山崎神社 (岩出市)


紀伊国那賀郡
和歌山県岩出市赤垣内108
(境内に駐車可)

■祭神
大市比売命
須佐之男命
[配祀] 奥津彦命 奥津姫命 火迦具土命 大年神 水波能売命 八衢彦命 八衢姫命 久那斗命 誉田別命 八王子神 伊弉册命 天児屋根命 上筒男命 市杵島姫命 天照皇大神 三筒男之神 猿田彦之命 大倭姫之命 日本武命 稲瀬脛彦命 興玉命 瀬織津姫命 速秋津姫命 速須佐良姫命 気吹戸主命 大雀命 栲幡千千姫命 蛭子神


第75代崇徳天皇の大治元年(1126年)、鳥羽上皇が根来寺を下山し「熊野三山」へ向かう途中、雷雨が激しくなり立ち往生。供奉人が天神地祇に祈願したところ大市比売命が現れ、晴天に。後に上皇が使いのものを参拝させ、幣帛料・物品を供えたというもの。
◎この伝承を素直に解すると、既にこの時には鎮座していたものと思われます。そもそもの創建時期や由緒等は分からないようです。弘法大師が当社に日参していたという伝承もあるが、真相は不明。
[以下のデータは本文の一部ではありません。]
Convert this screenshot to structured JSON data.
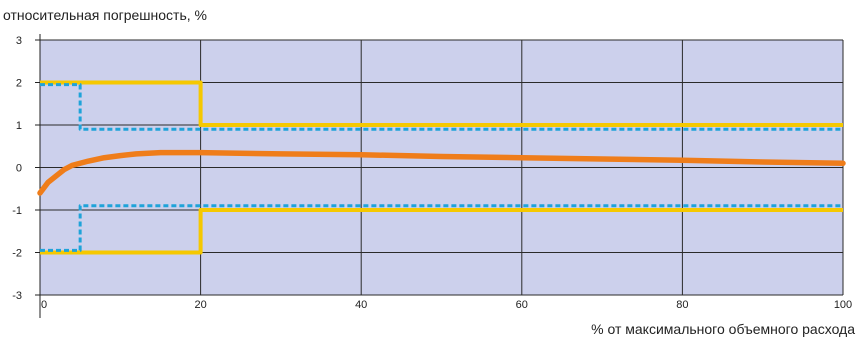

なお大市比売命が鎮めたのは雷神であるという伝承も。
◎これらとは別に大伴氏の始祖 カグツチ神を祀ったのではないかという考えも。大伴氏は「古屋家家譜」によると高皇産霊尊を始祖とし、続いて安牟須比命、香都知命、天雷命と続きます。大伴氏の出自を縄文からの「山祇族」とするなら、本来の始祖は安牟須比命。また宝賀寿男氏は香都知命・天雷命を安牟須比命と同神としています。
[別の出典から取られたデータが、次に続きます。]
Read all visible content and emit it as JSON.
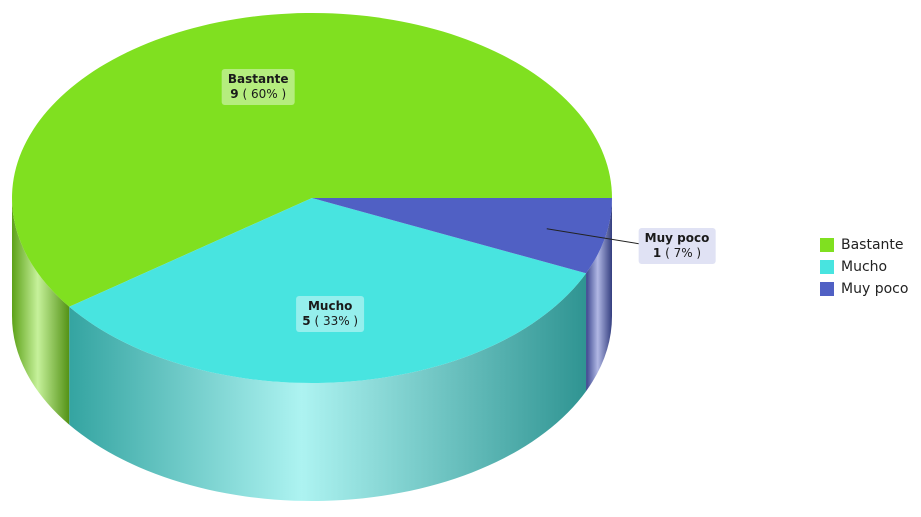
{
  "chart_data": {
    "type": "pie",
    "title": "",
    "categories": [
      "Bastante",
      "Mucho",
      "Muy poco"
    ],
    "values": [
      9,
      5,
      1
    ],
    "percent_labels": [
      "60%",
      "33%",
      "7%"
    ],
    "colors": [
      "#80e020",
      "#48e4e0",
      "#5060c4"
    ],
    "legend_position": "right",
    "three_d": true
  }
}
大市比売命が現れ鎮めたというのは、この安牟須比命(=香都知命、=天雷命)ではないかと。「香都知(かづち)」も「雷(いかづち)」のこと。
◎大伴金村の子である磐連公が「甲斐国山梨評山前(やまさき)之邑」に遷居したと「古屋家家譜」にはあります。甲斐国は日本武尊東征の際に祖先の武日命が従軍した所縁の地。
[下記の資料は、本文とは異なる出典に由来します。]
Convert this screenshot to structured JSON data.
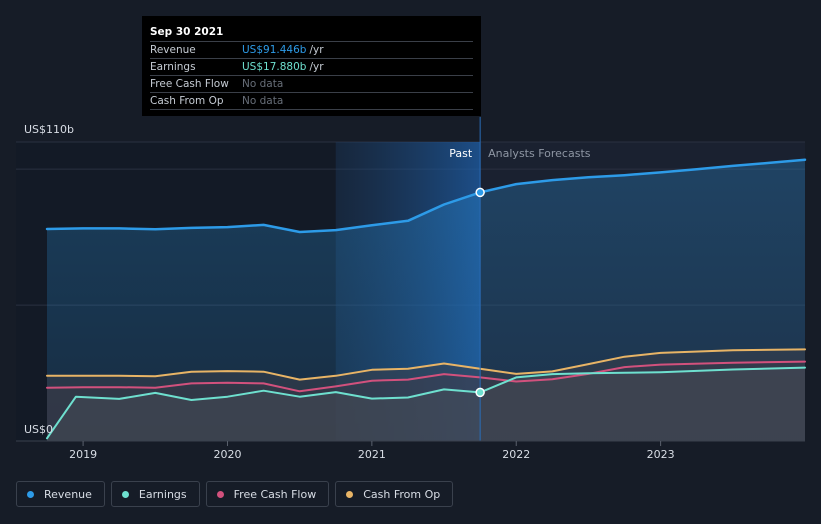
{
  "tooltip": {
    "date": "Sep 30 2021",
    "rows": [
      {
        "label": "Revenue",
        "value": "US$91.446b",
        "unit": "/yr"
      },
      {
        "label": "Earnings",
        "value": "US$17.880b",
        "unit": "/yr"
      },
      {
        "label": "Free Cash Flow",
        "value": "No data"
      },
      {
        "label": "Cash From Op",
        "value": "No data"
      }
    ]
  },
  "legend": [
    {
      "label": "Revenue",
      "color": "#2d9be8"
    },
    {
      "label": "Earnings",
      "color": "#6ee0cf"
    },
    {
      "label": "Free Cash Flow",
      "color": "#d2517d"
    },
    {
      "label": "Cash From Op",
      "color": "#e8b466"
    }
  ],
  "chart_data": {
    "type": "area",
    "ylabel_top": "US$110b",
    "ylabel_bottom": "US$0",
    "ylim": [
      0,
      110
    ],
    "xlim": [
      2018.75,
      2024.0
    ],
    "x_ticks": [
      2019,
      2020,
      2021,
      2022,
      2023
    ],
    "x_tick_labels": [
      "2019",
      "2020",
      "2021",
      "2022",
      "2023"
    ],
    "past_label": "Past",
    "forecast_label": "Analysts Forecasts",
    "divider_x": 2021.75,
    "highlight_start_x": 2020.75,
    "grid": true,
    "series": [
      {
        "name": "Revenue",
        "color": "#2d9be8",
        "values": [
          [
            2018.75,
            78.0
          ],
          [
            2019.0,
            78.2
          ],
          [
            2019.25,
            78.2
          ],
          [
            2019.5,
            77.9
          ],
          [
            2019.75,
            78.4
          ],
          [
            2020.0,
            78.7
          ],
          [
            2020.25,
            79.5
          ],
          [
            2020.5,
            76.9
          ],
          [
            2020.75,
            77.6
          ],
          [
            2021.0,
            79.4
          ],
          [
            2021.25,
            81.0
          ],
          [
            2021.5,
            87.0
          ],
          [
            2021.75,
            91.446
          ],
          [
            2022.0,
            94.5
          ],
          [
            2022.25,
            96.0
          ],
          [
            2022.5,
            97.0
          ],
          [
            2022.75,
            97.8
          ],
          [
            2023.0,
            98.8
          ],
          [
            2023.25,
            100.0
          ],
          [
            2023.5,
            101.2
          ],
          [
            2023.75,
            102.3
          ],
          [
            2024.0,
            103.5
          ]
        ]
      },
      {
        "name": "Earnings",
        "color": "#6ee0cf",
        "values": [
          [
            2018.75,
            1.0
          ],
          [
            2018.95,
            16.3
          ],
          [
            2019.25,
            15.5
          ],
          [
            2019.5,
            17.7
          ],
          [
            2019.75,
            15.1
          ],
          [
            2020.0,
            16.3
          ],
          [
            2020.25,
            18.5
          ],
          [
            2020.5,
            16.3
          ],
          [
            2020.75,
            18.0
          ],
          [
            2021.0,
            15.6
          ],
          [
            2021.25,
            16.0
          ],
          [
            2021.5,
            19.0
          ],
          [
            2021.75,
            17.88
          ],
          [
            2022.0,
            23.4
          ],
          [
            2022.25,
            24.6
          ],
          [
            2022.5,
            24.9
          ],
          [
            2022.75,
            25.1
          ],
          [
            2023.0,
            25.3
          ],
          [
            2023.5,
            26.3
          ],
          [
            2024.0,
            27.0
          ]
        ]
      },
      {
        "name": "Free Cash Flow",
        "color": "#d2517d",
        "values": [
          [
            2018.75,
            19.6
          ],
          [
            2019.0,
            19.8
          ],
          [
            2019.25,
            19.8
          ],
          [
            2019.5,
            19.6
          ],
          [
            2019.75,
            21.2
          ],
          [
            2020.0,
            21.4
          ],
          [
            2020.25,
            21.2
          ],
          [
            2020.5,
            18.3
          ],
          [
            2020.75,
            20.1
          ],
          [
            2021.0,
            22.2
          ],
          [
            2021.25,
            22.6
          ],
          [
            2021.5,
            24.6
          ],
          [
            2021.75,
            23.4
          ],
          [
            2022.0,
            21.9
          ],
          [
            2022.25,
            22.7
          ],
          [
            2022.5,
            24.7
          ],
          [
            2022.75,
            27.2
          ],
          [
            2023.0,
            28.1
          ],
          [
            2023.5,
            28.8
          ],
          [
            2024.0,
            29.2
          ]
        ]
      },
      {
        "name": "Cash From Op",
        "color": "#e8b466",
        "values": [
          [
            2018.75,
            24.0
          ],
          [
            2019.0,
            24.0
          ],
          [
            2019.25,
            24.0
          ],
          [
            2019.5,
            23.8
          ],
          [
            2019.75,
            25.5
          ],
          [
            2020.0,
            25.7
          ],
          [
            2020.25,
            25.5
          ],
          [
            2020.5,
            22.6
          ],
          [
            2020.75,
            24.0
          ],
          [
            2021.0,
            26.2
          ],
          [
            2021.25,
            26.6
          ],
          [
            2021.5,
            28.5
          ],
          [
            2021.75,
            26.6
          ],
          [
            2022.0,
            24.7
          ],
          [
            2022.25,
            25.6
          ],
          [
            2022.5,
            28.3
          ],
          [
            2022.75,
            31.0
          ],
          [
            2023.0,
            32.4
          ],
          [
            2023.5,
            33.4
          ],
          [
            2024.0,
            33.7
          ]
        ]
      }
    ]
  }
}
当地は「紀伊国那賀郡山前郷」。同じ那賀郡内の根来寺を、大伴連孔子古(クジコ)が開基したと伝わっていることを鑑みると、十分に可能性があろうかと考えます。
◎明治に現社名に改称するまでは大市姫神社。ご祭神には夫の須佐之男命と父の大山津見命が祀られています。配祀の神々は明治の合祀令によるものでしょうか。
悠然とした佇まいがとても美しい社。維持管理も徹底しておられます。